La nouvelle Pac vue du Cantal : léger mieux pour la montagne

Par Alexandre Chassignon, France Bleu Pays d'Auvergne mercredi 2 octobre 2013 à 21:22

Jean-Marie Delcamp (à gauche) et Georges Delbert (à droite, devant l'une de ses vaches), éleveurs près d'Aurillac.
Jean-Marie Delcamp (à gauche) et Georges Delbert (à droite, devant l'une de ses vaches), éleveurs près d'Aurillac. © Alexandre Chassignon - Radio France

François Hollande a annoncé ce mercredi un rééquilibrage des aides issues de la politique agricole commune en faveur de l'élevage. Le président de la République avait choisi d'annoncer ses arbitrages au Sommet de l'élevage, à Cournon. Les zones de montagne seront aussi davantage aidées. Mais il y a plusieurs "mais".
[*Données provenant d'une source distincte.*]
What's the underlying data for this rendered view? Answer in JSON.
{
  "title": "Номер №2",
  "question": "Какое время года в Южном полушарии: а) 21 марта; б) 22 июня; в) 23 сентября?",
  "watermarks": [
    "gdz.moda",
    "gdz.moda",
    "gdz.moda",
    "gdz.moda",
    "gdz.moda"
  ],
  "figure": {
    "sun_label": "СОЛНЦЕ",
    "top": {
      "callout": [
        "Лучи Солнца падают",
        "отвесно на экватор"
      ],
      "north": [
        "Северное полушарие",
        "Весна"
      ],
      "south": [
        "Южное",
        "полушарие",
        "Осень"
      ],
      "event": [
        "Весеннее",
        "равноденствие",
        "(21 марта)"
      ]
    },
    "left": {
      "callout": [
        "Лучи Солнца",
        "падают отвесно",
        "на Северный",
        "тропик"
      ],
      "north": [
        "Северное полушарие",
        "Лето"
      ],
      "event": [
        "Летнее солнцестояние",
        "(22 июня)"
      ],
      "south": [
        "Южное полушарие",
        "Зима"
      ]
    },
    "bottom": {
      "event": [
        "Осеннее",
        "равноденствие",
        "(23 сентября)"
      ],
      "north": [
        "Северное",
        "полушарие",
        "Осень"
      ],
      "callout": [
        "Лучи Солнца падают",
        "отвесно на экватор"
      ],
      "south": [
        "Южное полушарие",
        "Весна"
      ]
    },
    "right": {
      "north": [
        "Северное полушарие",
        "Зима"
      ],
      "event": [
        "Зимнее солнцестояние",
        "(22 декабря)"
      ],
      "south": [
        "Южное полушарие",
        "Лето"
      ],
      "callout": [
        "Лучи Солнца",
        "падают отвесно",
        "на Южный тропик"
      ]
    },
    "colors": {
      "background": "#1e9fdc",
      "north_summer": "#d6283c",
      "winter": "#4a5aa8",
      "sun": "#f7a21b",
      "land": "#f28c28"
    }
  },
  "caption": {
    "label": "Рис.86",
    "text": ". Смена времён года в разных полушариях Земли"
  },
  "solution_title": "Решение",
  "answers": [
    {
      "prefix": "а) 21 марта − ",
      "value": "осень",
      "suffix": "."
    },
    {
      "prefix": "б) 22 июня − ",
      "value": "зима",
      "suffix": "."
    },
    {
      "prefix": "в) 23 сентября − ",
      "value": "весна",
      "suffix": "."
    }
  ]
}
Ils sont éleveurs et en zone de montagne, deux critères d'aide dont François Hollande vient d'annoncer la revalorisation. Les nombreux cantaliens présents au sommet de l'élevage devraient donc avoir toutes les raisons de se réjouir. Mais beaucoup préfèrent se montrer plus prudents.

François Hollande a insisté sur le caractère progressif de la plupart des mesures. Il s'agit pour le président de la République de ne brusquer aucun secteur. Puisque l'enveloppe de la Pac reste la même, donner davantage à certains reviendra à donner moins à d'autres.

Une réforme pour dans cinq ans ?

Ainsi, les deux principales annonces du jour ne seront réellement en place qu'en 2018 et 2019. François Hollande a annoncé une convergence partielle des aides à l'hectare pour 2019. Les secteurs moins aidés que la moyenne, comme l'élevage sur herbe, rattraperont une partie de leur retard.

L'autre grande annonce donnera une prime supplémentaire aux 52 premiers hectares. Elle devrait atteindre 20%... en 2018.

C'est bien ce qui gêne Georges Delbert et Jean-Marie Delcamp, éleveurs de Salers à Ytrac et Laroquebrou : "Tout ça c'est pour dans cinq ans, c'est loin ". Les cours de la viande ou les charges varient bien plus vite.

15% ... de pas grand-chose

Une seule des décisions présidentielles portera ses fruits dès l'année prochaine : la hausse de 15% de l'indemnité compensatoire des handicaps naturels. Cette aide représsente environ 8 000 euros par ferme et par an. Mille euros supplémentaires ne vont pas changer l'économie des exploitations.

Cette série de petits pas positifs peut-elle, au moins, freiner la disparition d'élevages ? Sans doute que oui, selon Georges Delbert. Mais en attendant, les éleveurs préfèrent surveiller le prix auquel ils veulent leur production. Ils ont le temps de calculer sur les annonces de François Hollande auront bien l'effet annoncé.